Comedy hinter Gittern

Der Kunst- und Literaturverein für Gefangene bringt Kultur auch in die JVA Anrath.

Comedy hinter Gittern
Foto: Kurt Lübke

Anrath. Für Fatih Cevikkollu ist Anrath kein fremder Ort. Der Comedian, vielen bekannt in der Rolle des Murat Günaydin in der TV-Serie „Alles Atze“, weiß zumindest, wo sich die Justizvollzugsanstalt in Anrath befindet. Dort war er kürzlich schon zum zweiten Mal anzutreffen. Cevikkollu ist einer der Künstler, der sich für den Kunst- und Literaturverein für Gefangene (KLVG) Zeit nimmt und ohne Honorar in Justizvollzugsanstalten spielt. Seit 2002 gibt es den Verein, der es Gefangenen und Forensik-Patienten ermöglicht, an Literatur und kulturellen Veranstaltungen teilzunehmen.

Die Wurzeln des Vereins liegen in der Gefangeneninitiative aus Dortmund, die sich in den 90er Jahren gründete. Im Jahr 2002 ging daraus der Verein KLVG hervor. Gestartet wurde seinerzeit mit einer Buch- und Medienfernleihe für Gefangene und Patienten. Sie konnten über die in den Einrichtungen angesiedelten Büchereien hinaus ihr Lesematerial beim KLVG ordern.

Die damalige Geschäftsführerin Helga Römer brachte 2005 die Idee ein, das Ganze nicht nur auf die Literatur an sich zu beschränken, sondern auch die Kultur in die JVA und die Forensiken zu bringen. Sie suchte Mitstreiter, die sich in diesem Bereich ehrenamtlich engagieren wollten und fand über die Dortmunder Ehrenamtsbörse Bernd Neumicke, der inzwischen seit sechs Jahren der Vorsitzende des KLVG ist. „Die erste von uns organisierte Veranstaltung fand im Juli 2009 in der Dortmunder JVA statt. Die Band Sintflut trat dort auf“, erinnert sich Neumicke. Die Auftaktveranstaltung war ein voller Erfolg. Ihr folgten im gleichen Jahr 24 weitere Veranstaltungen. 2010 gab es schon 50 Termine in NRW.

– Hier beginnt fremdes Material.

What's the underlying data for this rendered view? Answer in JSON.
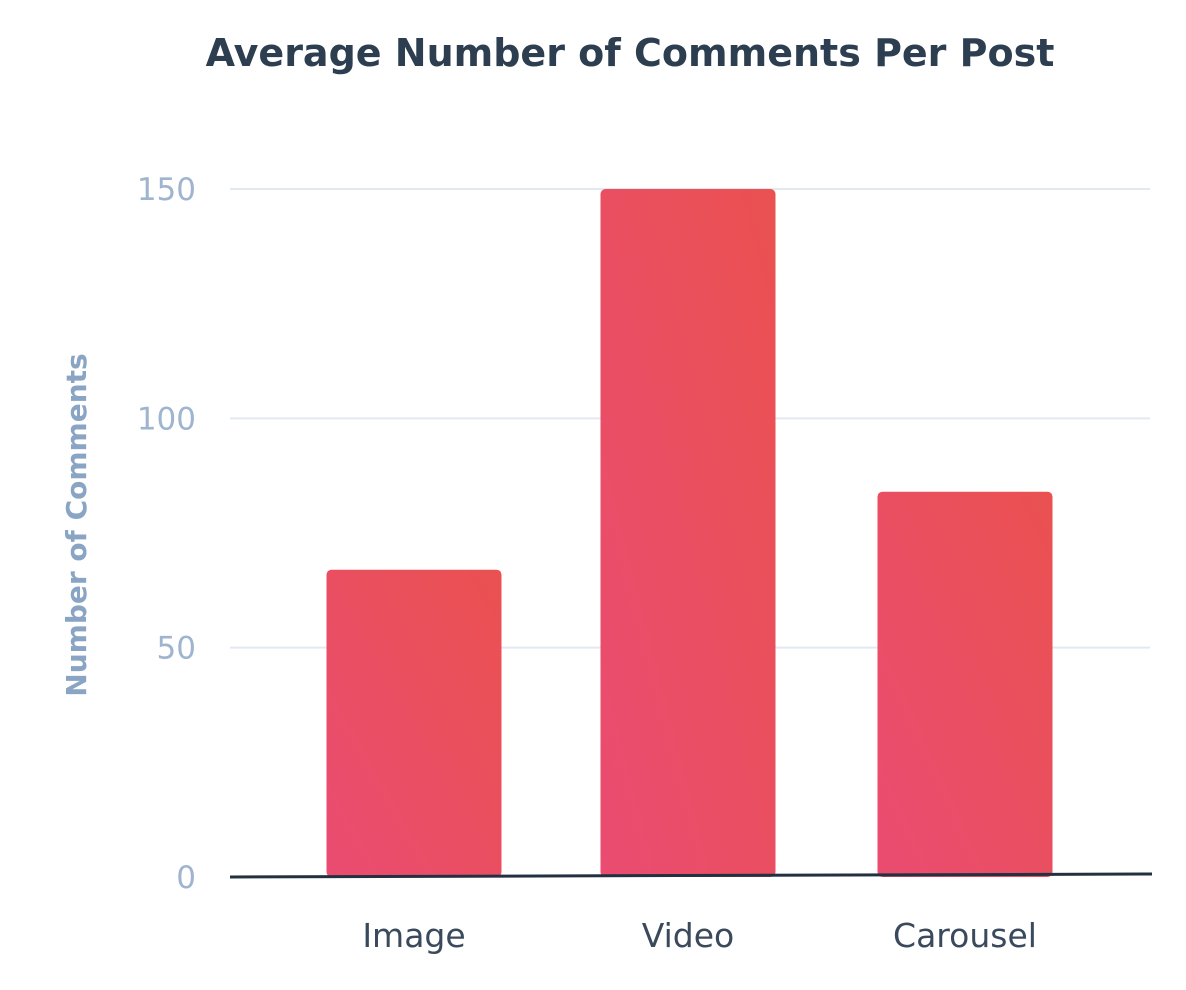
{
  "chart_data": {
    "type": "bar",
    "title": "Average Number of Comments Per Post",
    "xlabel": "",
    "ylabel": "Number of Comments",
    "categories": [
      "Image",
      "Video",
      "Carousel"
    ],
    "values": [
      67,
      150,
      84
    ],
    "ylim": [
      0,
      150
    ],
    "yticks": [
      0,
      50,
      100,
      150
    ],
    "grid": true,
    "legend": "none",
    "colors": {
      "bar_top": "#ea5150",
      "bar_bottom": "#ea4c72",
      "grid": "#e3e9f1",
      "baseline": "#22303f",
      "title": "#2d3e50",
      "tick": "#9fb4cf",
      "axis_label": "#8aa5c4"
    }
  }
}
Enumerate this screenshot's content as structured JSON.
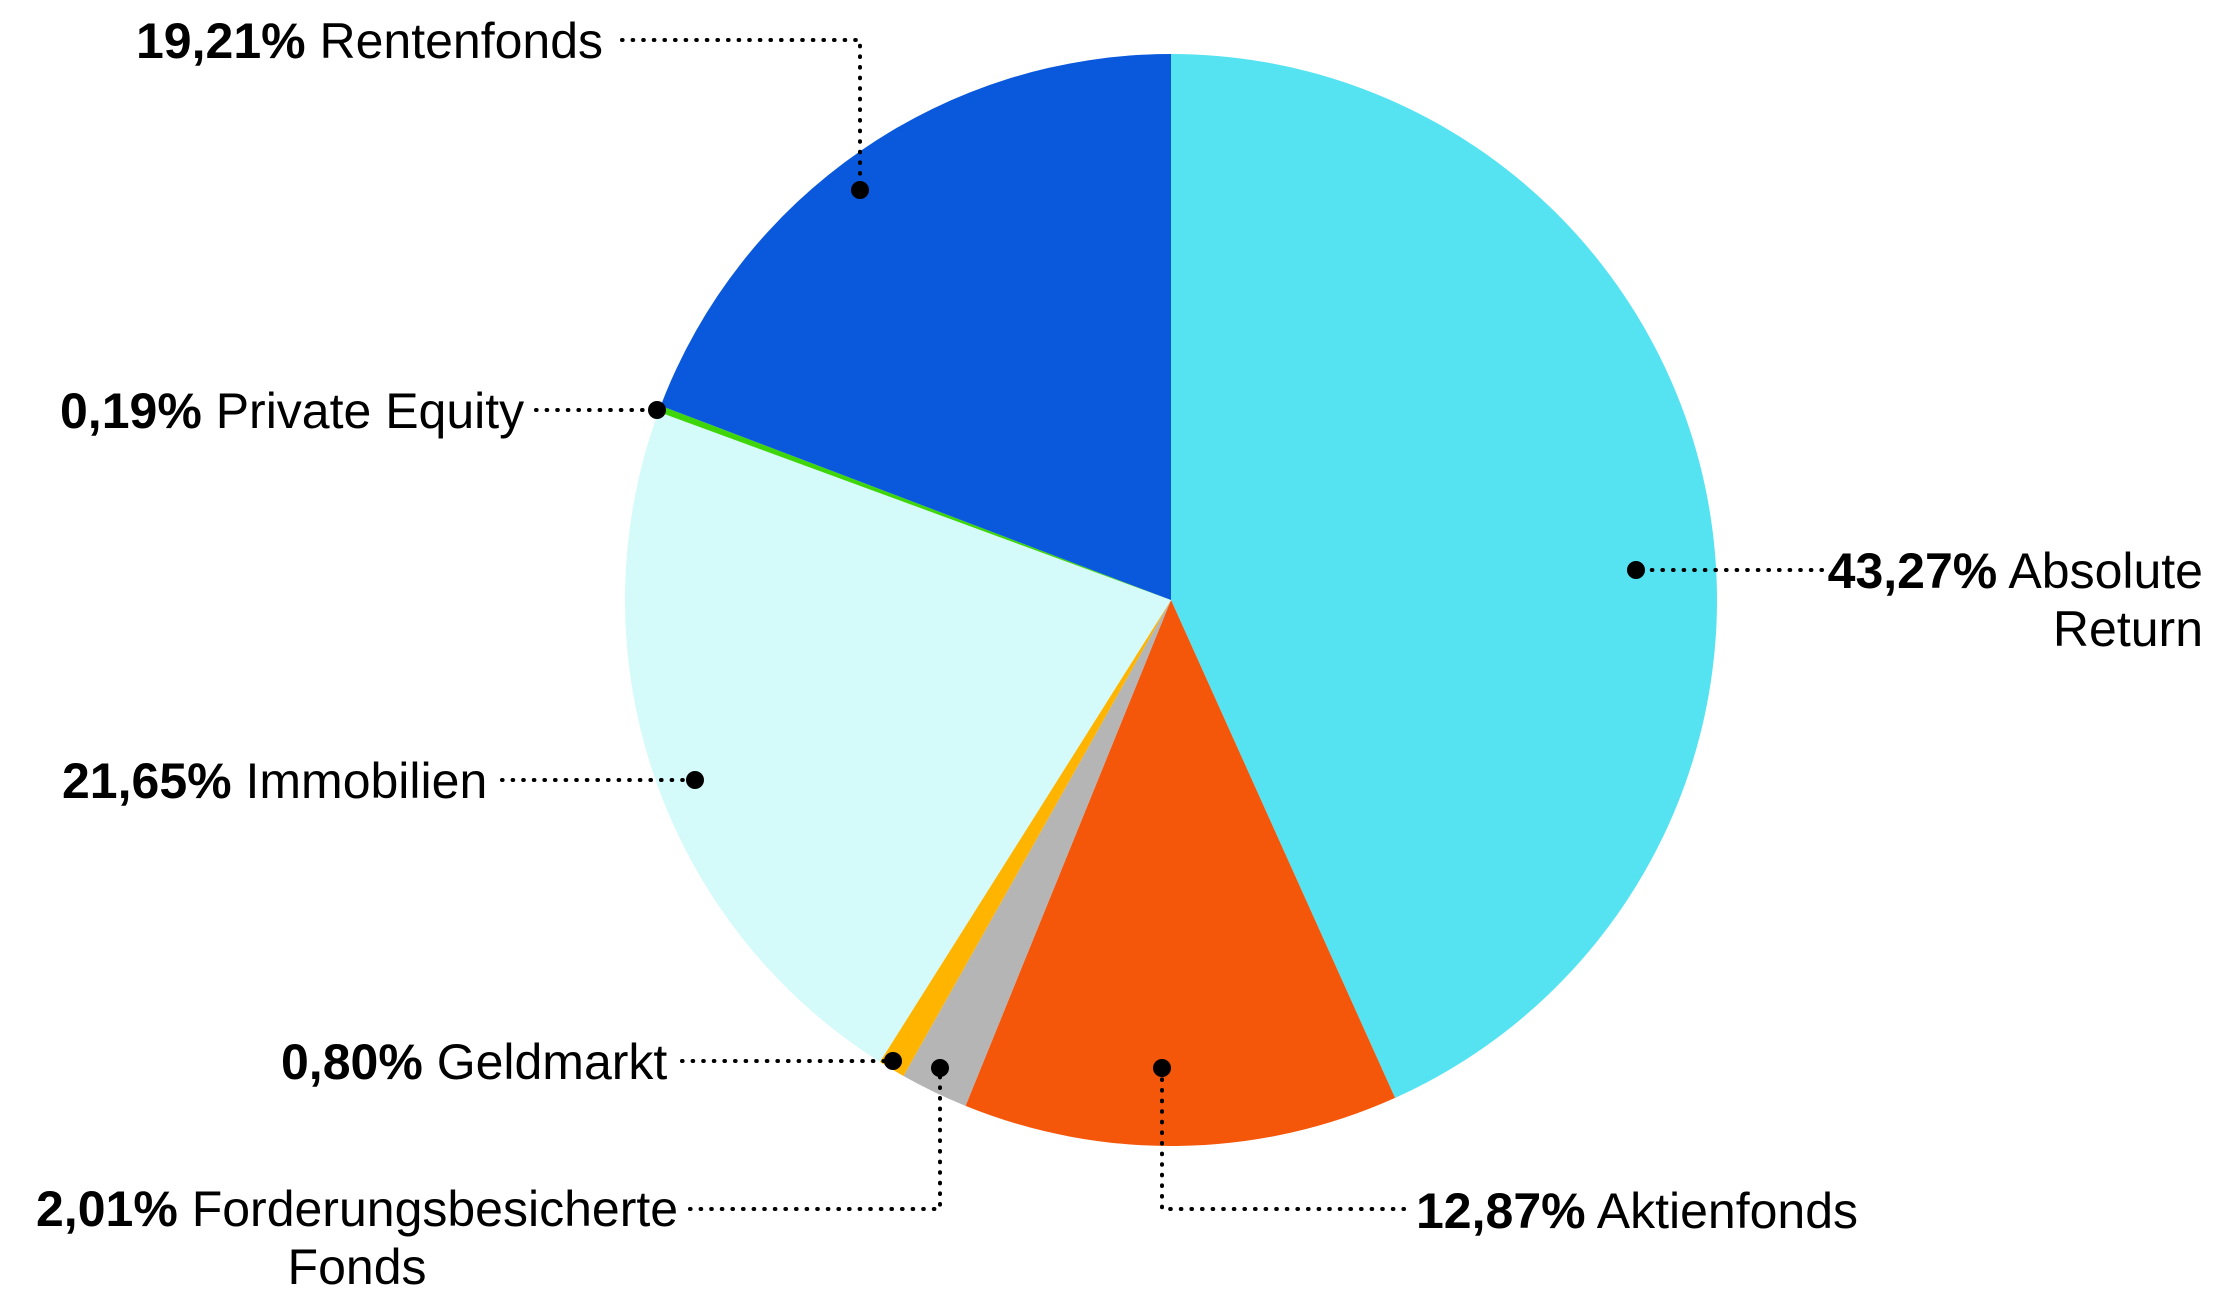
{
  "chart_data": {
    "type": "pie",
    "title": "",
    "start_angle_deg": 0,
    "direction": "clockwise",
    "unit": "%",
    "legend_position": "callout-labels",
    "background_color": "#FFFFFF",
    "slices": [
      {
        "name": "Absolute Return",
        "value": 43.27,
        "pct_text": "43,27%",
        "color": "#55E3F2"
      },
      {
        "name": "Aktienfonds",
        "value": 12.87,
        "pct_text": "12,87%",
        "color": "#F4560A"
      },
      {
        "name": "Forderungsbesicherte Fonds",
        "value": 2.01,
        "pct_text": "2,01%",
        "color": "#B5B5B5"
      },
      {
        "name": "Geldmarkt",
        "value": 0.8,
        "pct_text": "0,80%",
        "color": "#FFB400"
      },
      {
        "name": "Immobilien",
        "value": 21.65,
        "pct_text": "21,65%",
        "color": "#D5FAFA"
      },
      {
        "name": "Private Equity",
        "value": 0.19,
        "pct_text": "0,19%",
        "color": "#3ED60B"
      },
      {
        "name": "Rentenfonds",
        "value": 19.21,
        "pct_text": "19,21%",
        "color": "#0A58DC"
      }
    ]
  },
  "callouts": {
    "rentenfonds": {
      "pct": "19,21%",
      "label": "Rentenfonds"
    },
    "private_equity": {
      "pct": "0,19%",
      "label": "Private Equity"
    },
    "immobilien": {
      "pct": "21,65%",
      "label": "Immobilien"
    },
    "geldmarkt": {
      "pct": "0,80%",
      "label": "Geldmarkt"
    },
    "forderung": {
      "pct": "2,01%",
      "label_line1": "Forderungsbesicherte",
      "label_line2": "Fonds"
    },
    "aktienfonds": {
      "pct": "12,87%",
      "label": "Aktienfonds"
    },
    "absolute_return": {
      "pct": "43,27%",
      "label_line1": "Absolute",
      "label_line2": "Return"
    }
  }
}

Über Veranstaltungsmagazine und Internet informiert sich Neumicke über die vor Ort agierenden Künstler, angefangen von lokal auftretenden Bands über Improvisations-Theater bis hin zu Comedy und Zauberei. Er recherchiert über Künstler und schreibt sie an.

„Am Anfang lief alles noch etwas zähflüssig, was jetzt nicht mehr der Fall ist. Man kennt uns und viele Künstler treten sogar öfters für uns auf“, freut sich Neumicke über die gute Annahme von „Kultur hinter Mauern“ vom KLVG.

Mittlerweile ist der Verein nicht nur auf NRW beschränkt, sondern hat Kontakte zu Einrichtungen in zwölf weiteren Bundesländern. 110 bis 120 Veranstaltungen von Musik bis Comedy finden derzeit pro Jahr quer durch Deutschland statt. Wobei der Verein sich bemüht die Veranstaltungen vor Ort selber zu begleiten. Doch dafür fehlt es teilweise an ehrenamtlichen Helfern.

„Es ist ein Stück Normalität, das die Menschen in JVA und Forensiken dank uns und dem Einsatz der Künstler erleben“, sagt Neumicke, der die gesamte Organisation vom Ansprechen der Künstler und die Terminabsprachen mit der jeweiligen JVA bzw. Forensik regelt.

Die Einrichtungen selber sprechen den Verein teilweise direkt an und teilen ihr Interesse für eine Veranstaltung mit bzw. der Verein fragt, ob sie ein solches Angebot nutzen möchten. Die Künstler arbeiten ohne Honorar und erhalten nur eine Aufwandsentschädigung, die bei maximal 200 Euro liegt.

Neben der „Kultur hinter Mauern“ ist die Buch- und Medienfernleihe weiterhin gegeben. 25 000 Medien stehen zur Verfügung.